Terkait dengan hadits diatas, disini Rasulullah saw. juga bersabda dalam kitab Al-Lu’lu’ wal Marjantentang menyerahkan tanah terhadap orang untuk dilakukan kemudian menampilkan sebagian hasilnya :
حَدِيْثُ ابْنُ عُمَرَ رضى الله عنه, اَنَّ النَّبِىَ ص.م. عَامَلَ خَيْبَرَ بِشَرْطٍ مَايَخْرُجُ مِنْهَا مِنْ ثَمَرٍ اَوْزَرْعٍ, فَكَانَ يُعْطِى اَزْوَاجَهُ مِائَةَوِسْقٍ: ثَمَانُوْنَ وِسْقَ تَمْرٍ, وَعِشْرُوْنَ وِسْقَ شَعِيْرٍ : فَقَسَمَ عُمَرُ خَيْبَرَ فَخَيَّرَ اَزْوَاجَ النَّبِىِّ ص.م. اَنْ يُقْطِعَ لَهُنَّ مِنَ الْمَاءِ وَالاَرْضِ اَوْ يُمْضِىَ لَهُنَّ فَمِنْهُنَّ مَنِ اخْتَارَ الاَرْضَ وَمِنْهُنَّ مَنِ اخْتَارَ الوَسْقَ, وَكَانَتْ عَائِشَةُ اخْتَارَتِ الاَرْضَ. (اخرجه البخارى)
Ibnu Umar r.a. berkata : Nabi S.a.w. menyerahkan sawah ladang dan tegal di khaibar terhadap penduduk Khaibar dengan menyerahkan separuh dari penghasilannya berupa kurma atau buah dan tanaman, maka Nabi S.a.w. memberi istri-istrinya seratus wasaq (1 wasaq=60 sha’. 1 sha’ =4 mud atau 2 ½ Kg), delapan puluh wasaq kurma tamar, dan dua puluh wasaq sya’er (jawawut).
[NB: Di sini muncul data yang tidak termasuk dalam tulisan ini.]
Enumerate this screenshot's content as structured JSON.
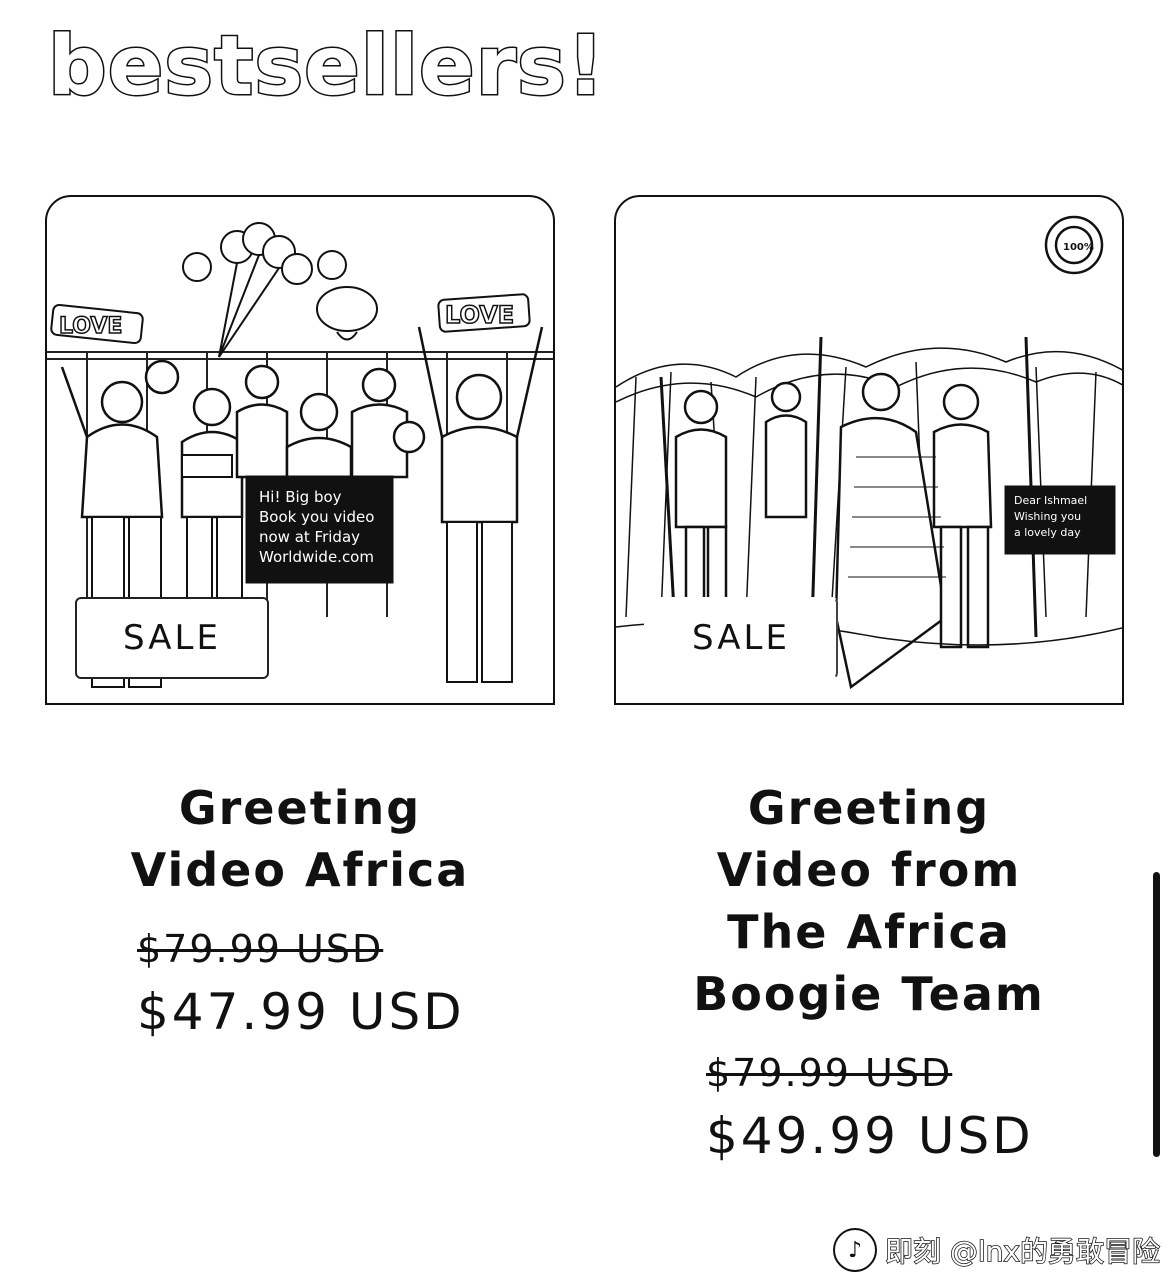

Kemudian dimasa Umar r.a. membebaskan terhadap istri-istri Nabi S.a.w. untuk menegaskan apakah minta tanahnya atau tetap minta cuilan wasaq itu, maka diantara mereka ada yang menegaskan tanah dan ada yang minta cuilan hasilnya berupa wasaq.”(HR. Bukhori)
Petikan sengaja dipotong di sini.